Rock and Roll Hall of Fame inductee and legendary guitarist for The Rascals, Gene Cornish was born in 1944 in Ottawa, Canada, into a musical family. His mother, Ada, was a successful big band singer for such bands led by Woody Herman and Ozzie Nelson.
After moving to Rochester, New York, Gene took his stepfather’s last name and began playing music in junior high. His mother and stepfather, Ted Cornish, a successful bait and sporting goods store owner, never wavered in supporting Gene’s musical asperations.
By 1959, he was 15 and had earned a reputation as a talented guitarist. By then, he was fronting his own band, Gene Cornish & The Satelites, with boyhood friend, Pat Proietti. While attending Ben Franklin High School, he started a vocal group called The Nobles, and eventually put out a few records under his own name.
In 1964, he moved to New York City and was doing double duty in Joey Dee & The Starliters, (who had hit the top of the charts a few years earlier with “The Peppermint Twist,”) and his own group, The Unbeatables. The Unbeatables had a novelty hit with a Cornish-penned song called “I Wanna Be A Beatle.”
It was in the Starliters that Cornish met singer and keyboard player Felix Cavaliere and singer Eddie Brigati. All three left to form The Young Rascals with drummer Dino Danelli. After a short few months playing the New York City club scene, Atlantic Records signed the explosive R&B flavored rock band.
Now called The Rascals, the mega hit “Good Lovin’” struck No. 1 in February 1966. They followed suit with a string of hits like “I’ve Been Lonely Too Long,” “Groovin’(No. 1 in 1967), “How Can I Be Sure,” “A Girl Like You,” “A Beautiful Morning,” and “People Got to Be Free” (No. 1 in 1968). The Rascals are considered the best ‘blue-eyed soul’ group to come out of the 1960s, as well as one of the groups with the most record sales.

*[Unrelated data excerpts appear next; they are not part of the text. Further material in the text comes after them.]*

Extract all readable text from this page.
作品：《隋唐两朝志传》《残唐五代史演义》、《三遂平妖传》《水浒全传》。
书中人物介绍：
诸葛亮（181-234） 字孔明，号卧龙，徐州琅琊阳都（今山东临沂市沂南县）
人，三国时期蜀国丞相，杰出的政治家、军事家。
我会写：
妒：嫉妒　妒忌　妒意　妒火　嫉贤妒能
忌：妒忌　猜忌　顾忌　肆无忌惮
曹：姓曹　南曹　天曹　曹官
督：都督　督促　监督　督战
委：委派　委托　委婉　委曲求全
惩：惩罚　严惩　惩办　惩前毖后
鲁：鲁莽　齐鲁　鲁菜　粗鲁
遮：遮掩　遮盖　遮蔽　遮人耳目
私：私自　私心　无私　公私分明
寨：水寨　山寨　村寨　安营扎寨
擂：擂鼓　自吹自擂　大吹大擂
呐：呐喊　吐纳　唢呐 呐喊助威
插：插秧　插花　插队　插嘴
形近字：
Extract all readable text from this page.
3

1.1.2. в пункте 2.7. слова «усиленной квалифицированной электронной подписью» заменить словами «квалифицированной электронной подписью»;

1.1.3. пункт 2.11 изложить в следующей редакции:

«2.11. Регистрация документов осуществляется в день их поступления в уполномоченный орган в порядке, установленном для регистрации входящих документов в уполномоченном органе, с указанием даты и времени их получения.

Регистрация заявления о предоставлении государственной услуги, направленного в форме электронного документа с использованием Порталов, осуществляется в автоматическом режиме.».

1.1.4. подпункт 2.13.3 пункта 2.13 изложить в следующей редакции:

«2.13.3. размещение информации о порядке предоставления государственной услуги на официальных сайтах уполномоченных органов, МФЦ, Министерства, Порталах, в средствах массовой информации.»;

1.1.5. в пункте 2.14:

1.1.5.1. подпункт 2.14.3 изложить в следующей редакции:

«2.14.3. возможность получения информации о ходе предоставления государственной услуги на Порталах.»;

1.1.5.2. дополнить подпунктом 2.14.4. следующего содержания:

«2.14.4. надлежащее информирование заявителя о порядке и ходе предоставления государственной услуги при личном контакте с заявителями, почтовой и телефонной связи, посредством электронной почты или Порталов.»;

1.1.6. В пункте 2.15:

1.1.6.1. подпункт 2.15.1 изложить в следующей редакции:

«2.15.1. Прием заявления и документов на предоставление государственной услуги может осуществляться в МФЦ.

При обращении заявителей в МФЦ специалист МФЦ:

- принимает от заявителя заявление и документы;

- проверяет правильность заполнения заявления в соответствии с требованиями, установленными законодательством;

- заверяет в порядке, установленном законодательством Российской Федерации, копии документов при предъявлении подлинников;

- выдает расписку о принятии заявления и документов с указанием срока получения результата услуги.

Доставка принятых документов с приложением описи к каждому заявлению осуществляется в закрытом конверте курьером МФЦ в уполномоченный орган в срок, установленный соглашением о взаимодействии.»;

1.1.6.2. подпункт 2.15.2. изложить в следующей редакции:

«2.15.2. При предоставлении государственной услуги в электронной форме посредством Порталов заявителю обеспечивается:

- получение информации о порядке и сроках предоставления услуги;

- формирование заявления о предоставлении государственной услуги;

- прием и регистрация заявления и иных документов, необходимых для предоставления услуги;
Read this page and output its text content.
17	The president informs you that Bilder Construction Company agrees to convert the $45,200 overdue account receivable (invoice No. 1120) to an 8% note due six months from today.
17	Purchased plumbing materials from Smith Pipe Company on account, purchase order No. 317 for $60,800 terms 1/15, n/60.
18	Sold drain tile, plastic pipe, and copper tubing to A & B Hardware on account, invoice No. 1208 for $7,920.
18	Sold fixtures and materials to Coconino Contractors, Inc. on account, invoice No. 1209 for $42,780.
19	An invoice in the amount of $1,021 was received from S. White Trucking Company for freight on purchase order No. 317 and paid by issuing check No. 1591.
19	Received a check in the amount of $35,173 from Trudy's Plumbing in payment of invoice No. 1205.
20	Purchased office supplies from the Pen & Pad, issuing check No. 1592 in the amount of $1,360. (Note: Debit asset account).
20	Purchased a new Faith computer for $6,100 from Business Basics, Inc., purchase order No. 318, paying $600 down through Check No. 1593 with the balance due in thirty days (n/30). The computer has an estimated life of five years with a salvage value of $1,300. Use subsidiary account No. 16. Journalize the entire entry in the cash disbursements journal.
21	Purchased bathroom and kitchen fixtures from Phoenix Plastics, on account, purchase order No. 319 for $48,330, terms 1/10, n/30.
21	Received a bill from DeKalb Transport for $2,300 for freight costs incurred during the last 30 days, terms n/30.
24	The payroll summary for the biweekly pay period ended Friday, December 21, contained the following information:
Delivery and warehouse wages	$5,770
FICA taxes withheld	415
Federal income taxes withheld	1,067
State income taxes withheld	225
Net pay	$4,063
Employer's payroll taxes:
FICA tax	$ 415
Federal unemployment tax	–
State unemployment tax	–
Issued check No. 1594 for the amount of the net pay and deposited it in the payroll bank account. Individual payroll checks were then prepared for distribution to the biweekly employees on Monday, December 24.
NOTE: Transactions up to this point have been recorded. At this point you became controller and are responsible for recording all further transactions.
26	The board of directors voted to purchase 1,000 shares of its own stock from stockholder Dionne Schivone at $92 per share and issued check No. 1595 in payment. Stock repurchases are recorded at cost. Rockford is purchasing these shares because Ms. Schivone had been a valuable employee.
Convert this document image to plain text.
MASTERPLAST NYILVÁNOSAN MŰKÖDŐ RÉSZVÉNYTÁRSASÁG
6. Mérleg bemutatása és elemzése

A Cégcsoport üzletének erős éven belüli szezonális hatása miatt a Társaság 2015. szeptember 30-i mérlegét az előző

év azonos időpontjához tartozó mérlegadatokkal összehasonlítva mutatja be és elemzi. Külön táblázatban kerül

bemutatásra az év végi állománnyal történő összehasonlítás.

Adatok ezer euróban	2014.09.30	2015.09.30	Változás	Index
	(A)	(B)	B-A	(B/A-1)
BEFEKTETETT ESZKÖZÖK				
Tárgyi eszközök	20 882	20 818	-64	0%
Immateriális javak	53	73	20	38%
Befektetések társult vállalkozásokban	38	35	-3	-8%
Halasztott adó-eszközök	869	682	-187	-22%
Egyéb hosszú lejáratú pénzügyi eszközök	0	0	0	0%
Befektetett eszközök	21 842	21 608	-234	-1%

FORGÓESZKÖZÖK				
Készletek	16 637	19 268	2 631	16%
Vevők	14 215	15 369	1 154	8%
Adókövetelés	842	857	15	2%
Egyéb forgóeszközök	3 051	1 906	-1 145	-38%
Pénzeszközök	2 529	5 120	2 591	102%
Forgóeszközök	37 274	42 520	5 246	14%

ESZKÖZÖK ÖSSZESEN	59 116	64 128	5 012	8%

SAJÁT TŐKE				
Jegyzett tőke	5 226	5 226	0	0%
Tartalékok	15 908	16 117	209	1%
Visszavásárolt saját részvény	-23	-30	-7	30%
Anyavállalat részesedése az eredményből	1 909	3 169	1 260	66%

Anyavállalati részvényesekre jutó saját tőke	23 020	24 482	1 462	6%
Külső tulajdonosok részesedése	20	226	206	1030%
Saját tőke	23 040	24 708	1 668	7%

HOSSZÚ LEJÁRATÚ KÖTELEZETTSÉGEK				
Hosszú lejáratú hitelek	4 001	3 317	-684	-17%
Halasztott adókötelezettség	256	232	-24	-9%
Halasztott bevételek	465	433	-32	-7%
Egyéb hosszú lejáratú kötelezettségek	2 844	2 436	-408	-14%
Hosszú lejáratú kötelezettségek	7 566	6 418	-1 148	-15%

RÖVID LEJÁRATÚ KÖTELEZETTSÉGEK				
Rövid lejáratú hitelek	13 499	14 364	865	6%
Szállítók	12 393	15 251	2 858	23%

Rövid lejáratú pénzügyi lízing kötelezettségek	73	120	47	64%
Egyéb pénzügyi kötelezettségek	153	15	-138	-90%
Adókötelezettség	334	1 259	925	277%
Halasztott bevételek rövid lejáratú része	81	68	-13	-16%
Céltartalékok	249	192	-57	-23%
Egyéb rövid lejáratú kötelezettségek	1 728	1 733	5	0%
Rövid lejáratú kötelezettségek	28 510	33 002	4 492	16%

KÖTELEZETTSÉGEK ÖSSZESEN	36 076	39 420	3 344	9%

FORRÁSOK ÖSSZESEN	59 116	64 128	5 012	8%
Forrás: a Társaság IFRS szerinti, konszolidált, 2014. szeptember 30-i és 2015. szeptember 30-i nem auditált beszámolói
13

But the group’s biggest successes were soon followed by its gradual demise. Brigati left in 1970, and Cornish followed in 1971. The remaining Rascals went in a jazz rock direction, but Cornish stayed true to his love of rock and roll.
He re-emerged in 1973, with Dino Danelli in a band called Bulldog, and the pair remained together through a second rock band, called Fotomaker. While both bands had some memorable music, neither could match the commercial success of classic Rascals line-up.
The Rascals reunited for one tour in 1988, and then split into two different versions among differences with the members. Eventually, the members resolved their issues and, in 1997, were inducted into the Rock N Roll Hall of Fame. Gene Cornish reunited with the other three Rascals in 2010 for a star-studded benefit show. In 2013 a full-blown Rascals reunion finally happened in the acclaimed stage production: The Rascals- Once Upon A Dream, which toured North America after a sold out run on Broadway.
Gene Cornish is a charter member of The Rochester Music Hall of Fame, class of 2012 and returns home yearly for his annual Thanksgiving Jam Session at Rochester’s House of Guitars. From Bruce Springsteen to John Mellencamp, Gene Cornish has influenced many of today’s biggest rock stars, and he continues to weave the fabric of America’s popular culture.